Planning mode provides transparent oversight of multi-step operations before execution begins.

Performance Optimization

Bypass Mode Examples for Faster Response Times

# Example 1: Task extraction bypass for context-rich queries
👤 You: /task:off Analyze the correlation we discussed earlier
🔄 Processing: /task:off Analyze the correlation we discussed earlier
✅ Processed commands: ['task:off']
🔄 Bypassing task extraction - using full conversation context
🔄 Analyzing task requirements...
🔄 Classification completed with 3 active capabilities
🔄 Generating execution plan...

# Example 2: Full bypass for quick status queries
👤 You: /task:off /caps:off What's the current beam status?
🔄 Processing: /task:off /caps:off What's the current beam status?
✅ Processed commands: ['task:off', 'caps:off']
🔄 Bypassing task extraction - using full conversation context
🔄 Bypassing capability selection - activating all capabilities
🔄 Generating execution plan...

Performance Comparison:

Normal Mode: Task Extraction → Classification → Orchestration → Execution (3 LLM calls)
Task Bypass: Classification → Orchestration → Execution (2 LLM call)
Caps Bypass: Task Extraction → Orchestration → Execution (2 LLM call)
Full Bypass: Orchestration → Execution (1 preprocessing LLM calls)
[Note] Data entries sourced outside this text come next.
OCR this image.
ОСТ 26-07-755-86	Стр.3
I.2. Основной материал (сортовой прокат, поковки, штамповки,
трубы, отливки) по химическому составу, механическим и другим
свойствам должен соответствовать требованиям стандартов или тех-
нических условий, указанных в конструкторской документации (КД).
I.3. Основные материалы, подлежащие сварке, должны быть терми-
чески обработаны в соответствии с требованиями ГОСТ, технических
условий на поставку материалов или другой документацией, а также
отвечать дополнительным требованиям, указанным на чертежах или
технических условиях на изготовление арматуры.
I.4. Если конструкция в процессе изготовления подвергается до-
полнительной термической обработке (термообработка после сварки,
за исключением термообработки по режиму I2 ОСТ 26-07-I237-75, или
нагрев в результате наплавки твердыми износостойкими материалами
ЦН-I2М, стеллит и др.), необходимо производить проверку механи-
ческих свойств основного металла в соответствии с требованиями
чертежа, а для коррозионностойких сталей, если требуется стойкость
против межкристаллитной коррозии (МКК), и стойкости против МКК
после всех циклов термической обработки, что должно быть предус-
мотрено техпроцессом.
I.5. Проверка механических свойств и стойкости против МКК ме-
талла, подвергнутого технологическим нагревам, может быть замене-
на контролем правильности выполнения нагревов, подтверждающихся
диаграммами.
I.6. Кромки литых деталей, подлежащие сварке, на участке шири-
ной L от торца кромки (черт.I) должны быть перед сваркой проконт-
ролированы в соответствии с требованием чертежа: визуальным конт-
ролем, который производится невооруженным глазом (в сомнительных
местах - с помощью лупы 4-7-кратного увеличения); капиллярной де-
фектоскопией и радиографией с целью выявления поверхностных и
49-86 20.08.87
Approval Workflow Integration#

Gateway automatically detects approval responses using LLM classification and creates resume commands:

LLM-Powered Approval Detection:: Uses the configured approval model from framework.models to classify user responses as approval or rejection.
Approval Model Configuration:: Configured in src/framework/config.yml under framework.models.approval (Ollama with Mistral 7B by default).
Fail-Safe Behavior:: If LLM classification fails for any reason, the system defaults to “not approved” and logs a clear warning message.
Resume Command Creation:: Gateway extracts interrupt payload and injects approval decision into agent state for processing.

Error Handling#

Gateway provides graceful error handling:

# Gateway returns structured results
@dataclass
class GatewayResult:
    agent_state: Optional[Dict[str, Any]] = None
    resume_command: Optional[Command] = None
    error: Optional[str] = None
    slash_commands_processed: List[str] = None
    approval_detected: bool = False

Common error scenarios: - Interrupt detection failures fall back to new message processing - State access errors are handled gracefully - Approval parsing failures provide clear guidance

Validation#

The Gateway pattern is validated by existing interfaces:

CLI Interface (interfaces/CLI/direct_conversation.py)
OpenWebUI Pipeline (interfaces/openwebui/main.py)

Both follow the documented patterns exactly, providing real-world validation.

Best Practices#

Do: - Always use Gateway for message processing - Handle both normal and approval flows - Implement proper error handling for Gateway results

Don’t: - Create agent state manually in interfaces - Duplicate approval detection logic - Parse slash commands outside Gateway

Integration Example#

Complete CLI interface using Gateway:

class CLIInterface:
    def __init__(self):
        self.gateway = Gateway()
        self.graph = create_graph()
        self.config = {"configurable": {"thread_id": "cli_session"}}

    async def conversation_loop(self):
        while True:
            user_input = input("You: ").strip()
            if user_input.lower() in ['exit', 'quit']:
                break

            # Process through Gateway
            result = await self.gateway.process_message(
                user_input, self.graph, self.config
            )

            if result.error:
                print(f"Error: {result.error}")
                continue

            # Execute appropriate flow
            if result.resume_command:
                response = await self.graph.ainvoke(result.resume_command, self.config)
            else:
                response = await self.graph.ainvoke(result.agent_state, self.config)

            print(f"Agent: {self._extract_message(response)}")

Gateway Architecture provides the foundation for consistent, reliable message processing across all interfaces in the Alpha Berkeley Framework.